There are many steps in the process of a potential consolidation of Flemington, Raritan Township.
FLEMINGTON Any potential merger of Flemington and Raritan Township can only succeed if there is strong leadership behind the effort.
But the biggest obstacle to municipal consolidation in the past throughout New Jersey has been opposition by elected leaders.
Those were two of the messages delivered Wednesday at a public information session on consolidation at the Stangle Stage. Flemington Councilman Joey Novick, who organized the meeting, said its purpose was to clear up misinformation on consolidation circulating on Facebook and blogs.
The meeting was prompted by Raritan Township’s decision to place a question on the November ballot asking residents whether they want officials to begin considering consolidation with Flemington.
Gina Genovese, the former mayor of Long Hill who serves as executive director of Courage to Connect, a nonprofit and nonpartisan organization whose mission is to educate the public about consolidation, said residents and elected officials should know the facts about the consolidation before formulating an opinion.
“This is a difficult topic,” she said.
The issue of consolidation between Raritan Township and Flemington is not new, she said, adding that the municipalities’ two school districts have already come together.
Flemington, totally surrounded by Raritan Township, is considered “a doughnut hole” municipality, like Clinton Town which is encircled by Clinton Township.
“The doughnut hole and the doughnut seem like a natural fit,” she said.
To illustrate the point, Genovese brought both doughnuts and doughnut holes as refreshments to the meeting. Novick joked that Flemington residents at the meeting only should eat the doughnut holes while Raritan Township residents only should eat the doughnuts.
In the past few years, Genovese said she had been contacted by about a dozen Flemington residents with questions about consolidation, more than any other town in the state.
The consolidation process is long and complex, with the first step being the two municipalities agreeing to form a commission, with equal members from both jurisdictions, to study consolidation and determine how a unified municipality would work.
“It’s a process of give and take,” she said.
The key to the process is for the commission members to trust each other, Genovese said.
“You have to think as one,” she said.
The commission will consider issues such as the tax impact of consolidation, the responsibility for debt and the new form of government.
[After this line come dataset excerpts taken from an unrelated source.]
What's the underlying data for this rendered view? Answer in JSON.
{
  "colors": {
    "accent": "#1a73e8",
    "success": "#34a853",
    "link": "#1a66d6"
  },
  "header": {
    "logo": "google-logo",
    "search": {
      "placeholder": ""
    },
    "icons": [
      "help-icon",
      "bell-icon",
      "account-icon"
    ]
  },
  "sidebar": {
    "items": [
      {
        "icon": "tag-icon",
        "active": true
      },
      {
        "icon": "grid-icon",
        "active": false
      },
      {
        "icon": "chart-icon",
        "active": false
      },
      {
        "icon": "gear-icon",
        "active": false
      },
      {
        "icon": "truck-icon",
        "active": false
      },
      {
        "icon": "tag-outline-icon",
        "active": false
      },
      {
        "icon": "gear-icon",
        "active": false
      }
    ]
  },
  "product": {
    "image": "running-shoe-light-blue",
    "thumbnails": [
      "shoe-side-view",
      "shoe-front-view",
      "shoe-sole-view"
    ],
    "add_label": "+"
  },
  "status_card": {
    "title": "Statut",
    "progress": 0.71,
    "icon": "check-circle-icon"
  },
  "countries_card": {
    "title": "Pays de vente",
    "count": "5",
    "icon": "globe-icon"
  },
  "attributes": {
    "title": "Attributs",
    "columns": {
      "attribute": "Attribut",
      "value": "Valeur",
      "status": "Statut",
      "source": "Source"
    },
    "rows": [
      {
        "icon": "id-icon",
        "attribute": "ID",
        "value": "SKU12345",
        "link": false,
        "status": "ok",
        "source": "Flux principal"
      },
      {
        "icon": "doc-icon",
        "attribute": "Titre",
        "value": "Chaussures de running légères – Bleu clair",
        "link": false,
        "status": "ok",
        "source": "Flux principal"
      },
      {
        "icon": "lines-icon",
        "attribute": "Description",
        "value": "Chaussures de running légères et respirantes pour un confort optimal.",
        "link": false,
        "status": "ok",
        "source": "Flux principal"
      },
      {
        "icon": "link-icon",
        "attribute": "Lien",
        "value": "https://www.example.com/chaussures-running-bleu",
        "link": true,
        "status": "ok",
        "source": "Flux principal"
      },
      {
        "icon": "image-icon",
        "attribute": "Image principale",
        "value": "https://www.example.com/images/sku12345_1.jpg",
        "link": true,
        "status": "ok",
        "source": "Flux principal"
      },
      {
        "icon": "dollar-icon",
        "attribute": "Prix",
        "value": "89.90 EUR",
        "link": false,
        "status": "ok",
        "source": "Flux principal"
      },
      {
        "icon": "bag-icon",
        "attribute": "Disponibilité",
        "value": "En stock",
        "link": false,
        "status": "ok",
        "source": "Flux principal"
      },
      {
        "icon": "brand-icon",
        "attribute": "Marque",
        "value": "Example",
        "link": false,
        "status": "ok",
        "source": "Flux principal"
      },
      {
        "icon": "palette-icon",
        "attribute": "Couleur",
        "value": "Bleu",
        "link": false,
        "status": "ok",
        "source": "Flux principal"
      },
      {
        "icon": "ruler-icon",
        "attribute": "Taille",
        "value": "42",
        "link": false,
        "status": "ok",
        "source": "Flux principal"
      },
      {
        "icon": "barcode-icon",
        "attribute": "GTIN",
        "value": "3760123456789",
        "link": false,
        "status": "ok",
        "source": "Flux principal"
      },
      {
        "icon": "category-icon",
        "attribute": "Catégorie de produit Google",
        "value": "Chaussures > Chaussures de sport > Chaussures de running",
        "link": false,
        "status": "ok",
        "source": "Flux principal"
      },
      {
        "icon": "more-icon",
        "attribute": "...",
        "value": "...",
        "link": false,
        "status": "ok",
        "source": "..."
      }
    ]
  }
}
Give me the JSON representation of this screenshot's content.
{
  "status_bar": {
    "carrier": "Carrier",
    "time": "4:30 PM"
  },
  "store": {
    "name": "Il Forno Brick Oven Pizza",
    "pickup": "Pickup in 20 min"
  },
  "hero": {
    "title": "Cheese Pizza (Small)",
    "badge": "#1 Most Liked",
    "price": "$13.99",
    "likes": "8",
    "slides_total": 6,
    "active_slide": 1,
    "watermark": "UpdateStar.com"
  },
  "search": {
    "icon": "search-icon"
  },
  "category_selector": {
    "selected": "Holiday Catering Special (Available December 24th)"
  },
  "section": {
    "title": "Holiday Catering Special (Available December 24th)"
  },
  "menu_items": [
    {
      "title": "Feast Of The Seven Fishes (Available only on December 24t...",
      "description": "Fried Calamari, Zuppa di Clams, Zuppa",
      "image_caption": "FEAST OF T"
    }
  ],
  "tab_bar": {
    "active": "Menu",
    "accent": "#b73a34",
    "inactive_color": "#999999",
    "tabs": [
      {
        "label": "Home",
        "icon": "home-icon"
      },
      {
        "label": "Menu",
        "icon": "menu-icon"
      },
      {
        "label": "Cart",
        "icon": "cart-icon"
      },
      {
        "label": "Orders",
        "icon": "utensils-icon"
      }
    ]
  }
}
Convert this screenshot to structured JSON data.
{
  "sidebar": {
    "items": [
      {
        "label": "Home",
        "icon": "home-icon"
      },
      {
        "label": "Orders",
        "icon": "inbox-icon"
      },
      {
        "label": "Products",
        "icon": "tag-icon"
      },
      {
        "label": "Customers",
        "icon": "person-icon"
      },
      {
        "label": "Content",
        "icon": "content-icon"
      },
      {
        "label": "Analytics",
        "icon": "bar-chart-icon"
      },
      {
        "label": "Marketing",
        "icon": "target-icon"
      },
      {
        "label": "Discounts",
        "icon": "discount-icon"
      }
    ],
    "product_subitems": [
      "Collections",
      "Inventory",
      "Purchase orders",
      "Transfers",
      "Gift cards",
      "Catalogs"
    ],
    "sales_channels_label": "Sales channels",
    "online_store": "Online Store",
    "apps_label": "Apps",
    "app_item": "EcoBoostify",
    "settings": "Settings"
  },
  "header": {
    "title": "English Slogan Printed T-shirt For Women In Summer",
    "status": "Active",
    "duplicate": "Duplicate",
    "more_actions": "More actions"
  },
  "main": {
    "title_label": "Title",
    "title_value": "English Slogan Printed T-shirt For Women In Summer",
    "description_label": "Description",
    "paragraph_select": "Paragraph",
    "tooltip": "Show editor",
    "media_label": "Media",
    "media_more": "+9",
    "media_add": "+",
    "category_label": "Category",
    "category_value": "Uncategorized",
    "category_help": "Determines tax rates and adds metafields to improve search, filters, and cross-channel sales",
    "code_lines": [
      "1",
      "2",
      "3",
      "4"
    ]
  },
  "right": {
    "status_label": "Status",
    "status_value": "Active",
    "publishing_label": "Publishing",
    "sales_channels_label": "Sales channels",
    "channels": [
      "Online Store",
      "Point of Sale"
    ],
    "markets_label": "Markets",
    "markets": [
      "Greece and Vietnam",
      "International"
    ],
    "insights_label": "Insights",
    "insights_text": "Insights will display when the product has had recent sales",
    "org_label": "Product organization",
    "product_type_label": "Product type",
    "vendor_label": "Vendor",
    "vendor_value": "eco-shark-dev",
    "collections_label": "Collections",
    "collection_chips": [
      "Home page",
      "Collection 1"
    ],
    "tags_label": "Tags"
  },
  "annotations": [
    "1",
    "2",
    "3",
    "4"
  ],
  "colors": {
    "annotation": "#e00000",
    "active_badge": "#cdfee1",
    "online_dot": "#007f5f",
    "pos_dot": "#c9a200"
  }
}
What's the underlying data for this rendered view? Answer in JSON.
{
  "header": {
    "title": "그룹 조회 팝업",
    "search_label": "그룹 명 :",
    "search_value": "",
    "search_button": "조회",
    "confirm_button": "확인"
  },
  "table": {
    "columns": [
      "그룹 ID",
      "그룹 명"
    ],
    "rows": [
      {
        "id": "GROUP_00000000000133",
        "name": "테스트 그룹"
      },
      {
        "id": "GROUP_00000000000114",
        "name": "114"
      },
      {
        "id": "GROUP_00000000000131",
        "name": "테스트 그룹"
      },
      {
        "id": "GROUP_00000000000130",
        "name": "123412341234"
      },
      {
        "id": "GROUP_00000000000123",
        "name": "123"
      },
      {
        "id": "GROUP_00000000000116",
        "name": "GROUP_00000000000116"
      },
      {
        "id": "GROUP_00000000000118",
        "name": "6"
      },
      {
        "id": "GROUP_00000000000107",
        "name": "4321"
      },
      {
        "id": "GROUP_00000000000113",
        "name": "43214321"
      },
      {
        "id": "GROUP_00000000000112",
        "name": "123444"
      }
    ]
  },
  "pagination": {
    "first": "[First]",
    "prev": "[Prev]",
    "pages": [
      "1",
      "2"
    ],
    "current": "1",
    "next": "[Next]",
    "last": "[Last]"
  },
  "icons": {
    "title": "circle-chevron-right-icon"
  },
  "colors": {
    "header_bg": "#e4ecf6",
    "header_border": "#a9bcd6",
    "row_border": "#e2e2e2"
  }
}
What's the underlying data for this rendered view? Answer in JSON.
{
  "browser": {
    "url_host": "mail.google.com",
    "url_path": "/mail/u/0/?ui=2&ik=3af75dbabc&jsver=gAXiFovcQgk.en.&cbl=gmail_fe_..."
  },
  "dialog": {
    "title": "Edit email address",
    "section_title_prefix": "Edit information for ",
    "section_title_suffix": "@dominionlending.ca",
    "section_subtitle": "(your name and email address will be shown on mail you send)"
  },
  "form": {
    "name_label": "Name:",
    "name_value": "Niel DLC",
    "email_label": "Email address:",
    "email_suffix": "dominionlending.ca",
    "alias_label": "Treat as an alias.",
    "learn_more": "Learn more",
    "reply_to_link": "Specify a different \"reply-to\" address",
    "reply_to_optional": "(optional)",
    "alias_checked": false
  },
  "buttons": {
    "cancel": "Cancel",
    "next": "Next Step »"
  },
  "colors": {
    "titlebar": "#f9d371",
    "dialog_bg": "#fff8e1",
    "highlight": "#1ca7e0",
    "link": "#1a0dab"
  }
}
The process can end if the commission does not agree on the details of consolidation which eventually has to be approved by voters in both municipalities.
“There’s a lot of time to find out what works and what doesn’t work,” said Raritan Township Mayor Craig O’Brien, adding that he hopes both municipalities agree to create a study commission. “There’s a lot of steps here.”
O’Brien emphasized that the November ballot question asks residents only if they are in favor of the township starting consolidation talks, not whether they support consolidation.
At every stage of the process, Genovese said, the public should be involved.
Two years ago, Mendham Township voters overwhelmingly passed a ballot question supporting the start of consolidation talks with Mendham Borough, but Mendham Borough officials dismissed the proposal, Genovese said.
Flemington officials said they will consider consolidation next year after Raritan Township residents decide the ballot question.
Chad Goerner, the last mayor of Princeton Township before its consolidation with Princeton Borough, said that while financial issues may be at the center of consolidation, the possible increased quality of services is also important.
For example, when the two Princetons combined, taxpayers saved money by having a single police department. But the level of service rose and responses to emergencies also improved, he said.
Princeton Borough’s municipal trash collection was also extended to township residents, saving them from paying directly to a private contractor.
What facilitated the consolidation, Goerner said, was that the township and borough already shared 13 municipal services.
“You have to look 10 years down the road,” he said. “when you think as one town, a lot of those issues become irrelevant.”
Genovese said there is pending legislation that would give municipalities more leeway in consolidation, including the possibility of merging with a non-contiguous municipality.
If that law passes, Novick joked, could Flemington merge with Maui?